The investment by AIM, through an investment company, is the second by the Malaysian Government as Malaysia Venture Capital Management Bhd or Mavcap, had invested RM7.5 million in iGene in 2007. Its research and development efforts also got a boost from the Techno Fund run by the Ministry of Science, Technology and Innovation with a RM5.42 million grant in 2005.
But what exactly does iGene do that has earned it such lofty valuations?
Its killer product is a Digital Autopsy System which allows for autopsies to be conducted with no cutting of a body. This puts it in the good books of all the major religious bodies which abhor the age-old forensic method of slicing up the dead when the need arises to determine cause of death.

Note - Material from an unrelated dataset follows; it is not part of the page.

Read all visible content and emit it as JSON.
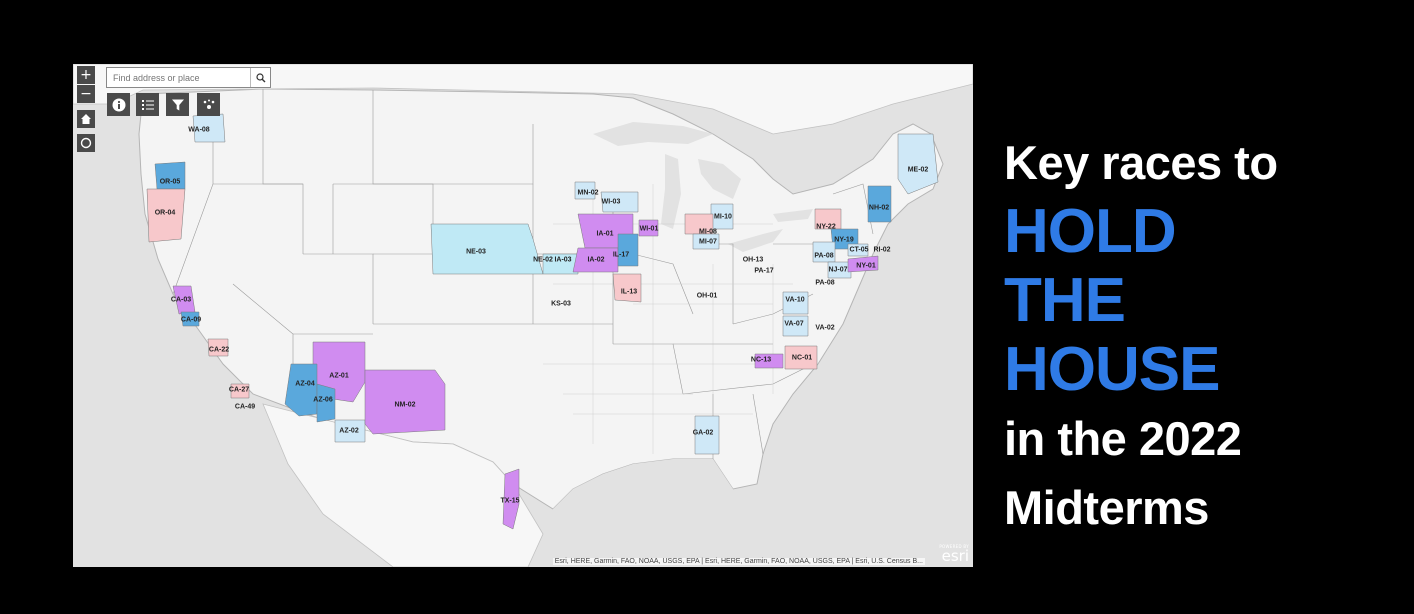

iGene is currently building a Digital Autopsy System in the United Kingdom, consisting of four full scale Digital Autopsy facilities and 14 Digital Autopsy scanning centers with all the information feeding into one data center.
It is based on the Build-Own-Operate model. Chandran declines to reveal how much the full system will cost to build.
Revenue will come from the 220,000 deaths in the United Kingdom that are classified as “medico legal” and require a post-mortem. “We intend to charge ₤500 per case,” he adds.
iGene has garnered the support of a wide swathe of officials in the United Kingdom for its system, says Chandran. “This ranges from support from the Ministry of Justice to the Chief Coroners Office under the Home Ministry which has issued new guidelines for digital autopsies, and we also have the Royal College of Radiologists and Royal College Pathologists to support this.”
In fact, Chandran says that iGene is very lucky to get such wide support from various bodies in the United Kingdom. This is aside from the political support which he claims starts from the office of the Prime Minister David Cameron. “As a private company, the support we are getting is fantastic,” he claims.
That was not the case when he first tried to introduce the system in Malaysia back in 2004. A pilot was done but things did not move beyond that. Chandran is sanguine about the experience then and points out that Malaysia is not known as an introducer of technology and that probably played a big part in why his Digital Autopsy did not take off then.
But moving beyond, iGene is now researching into using its imaging technology to be applied to the living and to animals. In the case of animals, he highlights horse racing, a multimillion-dollar sport.
“Yet the way of treating horses has not changed much,” he notes. If a prized horse is injured, it is the call of the veterinian on whether the horse can fully heal and race again.
But with our digital autopsy, the vets will be able to see exactly the extent of the injury without having to perform surgery on the horse,” he says, adding, “We could change an entire industry practise with our technology and who says we can’t do the same for healthcare too.”